Нему печально покачал головой.
– Это я уже не раз слышал. По отношению к другим, родившимся, подобно мне, в нищете, ты, может быть, и права. Но мне ты искалечила не только тело, но и душу, ты обрекла меня на невыносимые страдания.
И он бессильно уронил на руку свою большую голову. Старуха подошла к нему вплотную и ласково спросила:
– Что с тобой? А я-то думала, тебе хорошо в доме Мена.
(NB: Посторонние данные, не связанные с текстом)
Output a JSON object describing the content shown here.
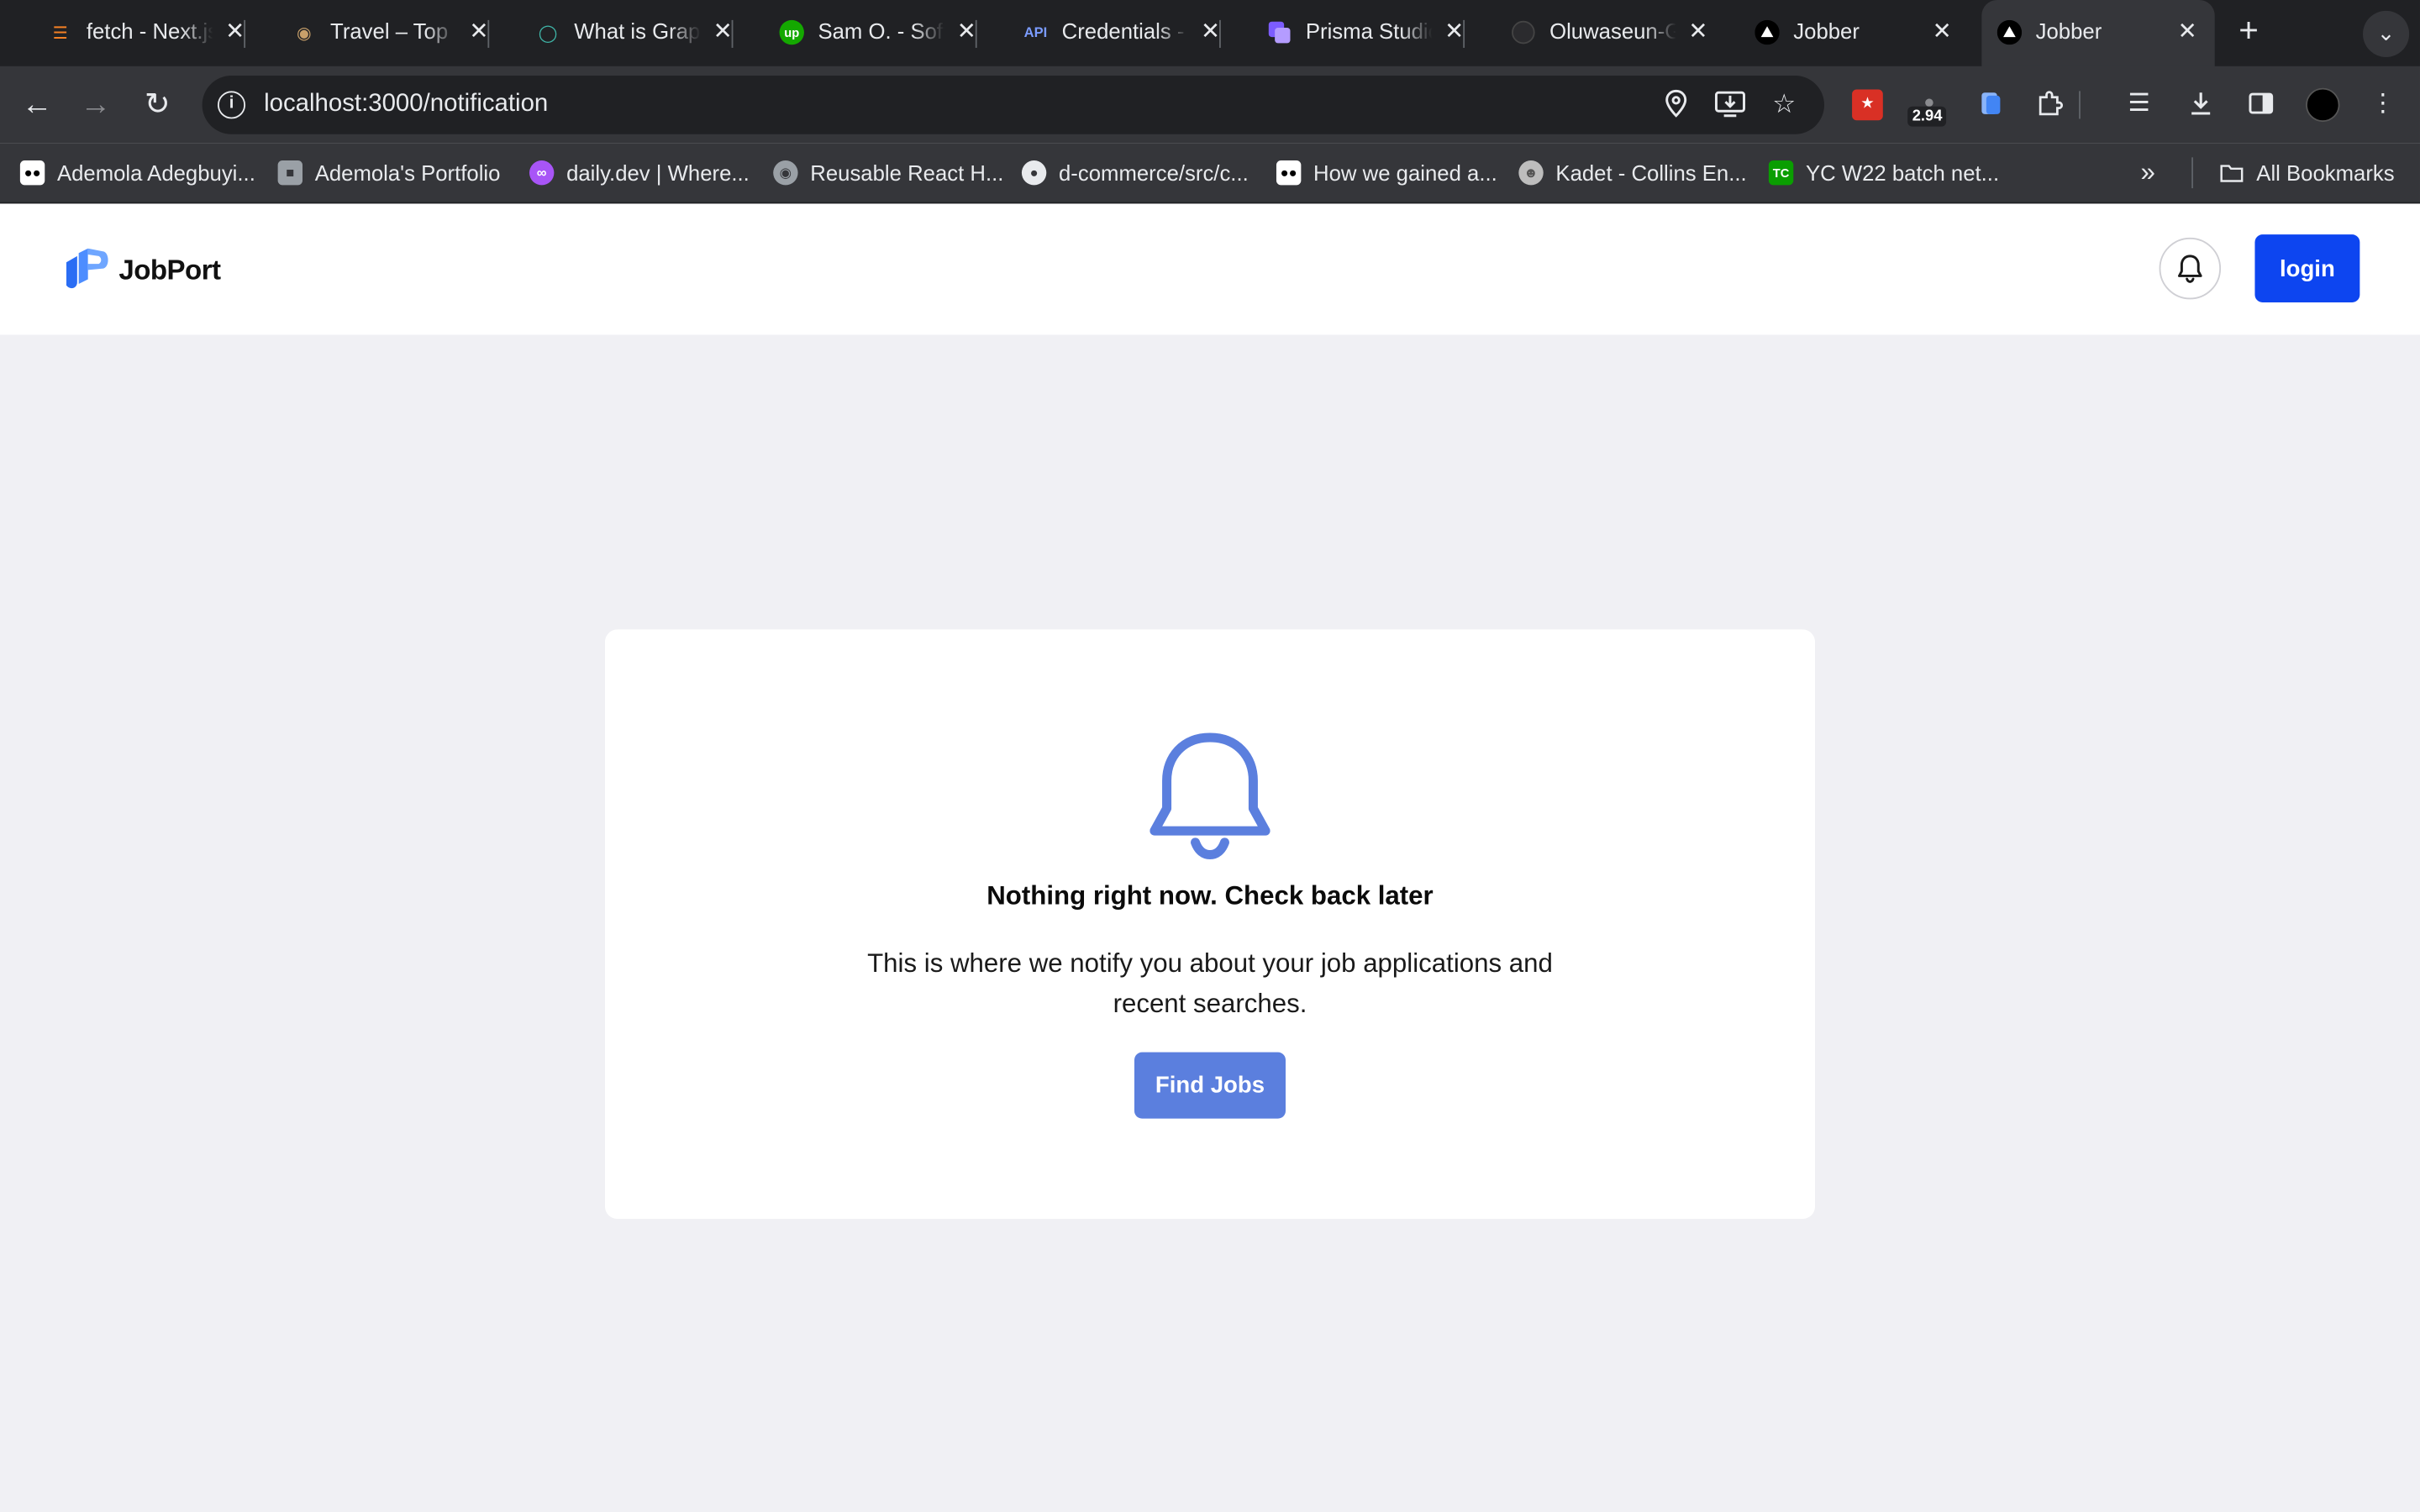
{
  "browser": {
    "tabs": [
      {
        "title": "fetch - Next.js",
        "favicon": "stackoverflow-icon",
        "active": false
      },
      {
        "title": "Travel – Top",
        "favicon": "travel-icon",
        "active": false
      },
      {
        "title": "What is GraphQL",
        "favicon": "eye-icon",
        "active": false
      },
      {
        "title": "Sam O. - Software",
        "favicon": "upwork-icon",
        "active": false
      },
      {
        "title": "Credentials - API",
        "favicon": "api-icon",
        "active": false
      },
      {
        "title": "Prisma Studio",
        "favicon": "prisma-icon",
        "active": false
      },
      {
        "title": "Oluwaseun-G",
        "favicon": "github-icon",
        "active": false
      },
      {
        "title": "Jobber",
        "favicon": "triangle-icon",
        "active": false
      },
      {
        "title": "Jobber",
        "favicon": "triangle-icon",
        "active": true
      }
    ],
    "address_bar": {
      "url": "localhost:3000/notification"
    },
    "extension_badge": "2.94",
    "bookmarks": [
      {
        "label": "Ademola Adegbuyi...",
        "icon": "medium-icon"
      },
      {
        "label": "Ademola's Portfolio",
        "icon": "portfolio-icon"
      },
      {
        "label": "daily.dev | Where...",
        "icon": "dailydev-icon"
      },
      {
        "label": "Reusable React H...",
        "icon": "globe-icon"
      },
      {
        "label": "d-commerce/src/c...",
        "icon": "github-icon"
      },
      {
        "label": "How we gained a...",
        "icon": "medium-icon"
      },
      {
        "label": "Kadet - Collins En...",
        "icon": "avatar-icon"
      },
      {
        "label": "YC W22 batch net...",
        "icon": "techcrunch-icon"
      }
    ],
    "all_bookmarks_label": "All Bookmarks"
  },
  "header": {
    "logo_text": "JobPort",
    "login_label": "login"
  },
  "empty_state": {
    "title": "Nothing right now. Check back later",
    "description": "This is where we notify you about your job applications and recent searches.",
    "cta_label": "Find Jobs"
  },
  "colors": {
    "primary": "#0d45f0",
    "accent": "#5b7fde",
    "page_bg": "#f0f0f4"
  }
}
– И это говоришь ты! – вскричал карлик. – Ты, которая только что дала мне увидеть себя самого как в зеркале, неукротимого, полного сил? Ты ловко превратила меня в уродца и продала казначею Рамсеса, а он подарил меня отцу Мена, своему зятю. Пятнадцать лет прошло с тех пор! Я был тогда не хуже всех других юношей, только ум мой был живее, а нрав беспокойнее и горячее, чем у них. Как игрушку, отдали меня маленькому Мена, и тот запрягал меня в свою игрушечную колесницу, украшал меня лентами и перьями, хлестал плетью, если я бежал медленно. А как смеялась надо мной девушка, за которую я готов был отдать жизнь, – дочь привратника, когда я в пестром шутовском наряде, задыхаясь, скакал, запряженный в колесницу, и плеть моего молодого хозяина свистела над моей головой, пот градом катился со лба, а израненное сердце обливалось кровью! Потом умер отец Мена, и мальчика отдали в Дом Сети, а я попал к жене его домоправителя, которого Катути позднее сослала в родовое имение в Ермонт. Что это были за годы! Девочки играли мной в куклы, укладывали меня в колыбель, заставляя закрывать глаза и делать вид, будто я сплю, в то время когда в душе моей бушевала любовь и ненависть, а в голове зрели великие планы. Если я пробовал сопротивляться – они секли меня розгами. А однажды, когда я, потеряв от ярости рассудок, ударил до крови маленькую Аснат, Мена, который вошел в комнату, повесил меня за пояс на гвоздь в кладовке и оставил висеть там… Он потом говорил, что забыл обо мне. А на меня напали крысы! Вот следы их укусов – вот эти белые шрамы! Взгляни! Со временем они, может быть, исчезнут, но раны, нанесенные моему сердцу, никогда не перестанут кровоточить! Затем Мена взял в жены Неферт, и вместе с ней в дом пришла ее мать Катути. Она забрала меня у домоправителя, я сумел стать нужным ей, она обращается со мной, как с человеком, ценит мой ум и прислушивается к моим советам. Поэтому-то я и хочу возвеличить ее и вместе с ней обрести власть. Если Ани взойдет на трон, мы будем руководить им – ты, я и она! Рамсес должен быть свергнут, а вместе с ним и Мена – этот мальчишка, который истязал мое тело и ранил душу.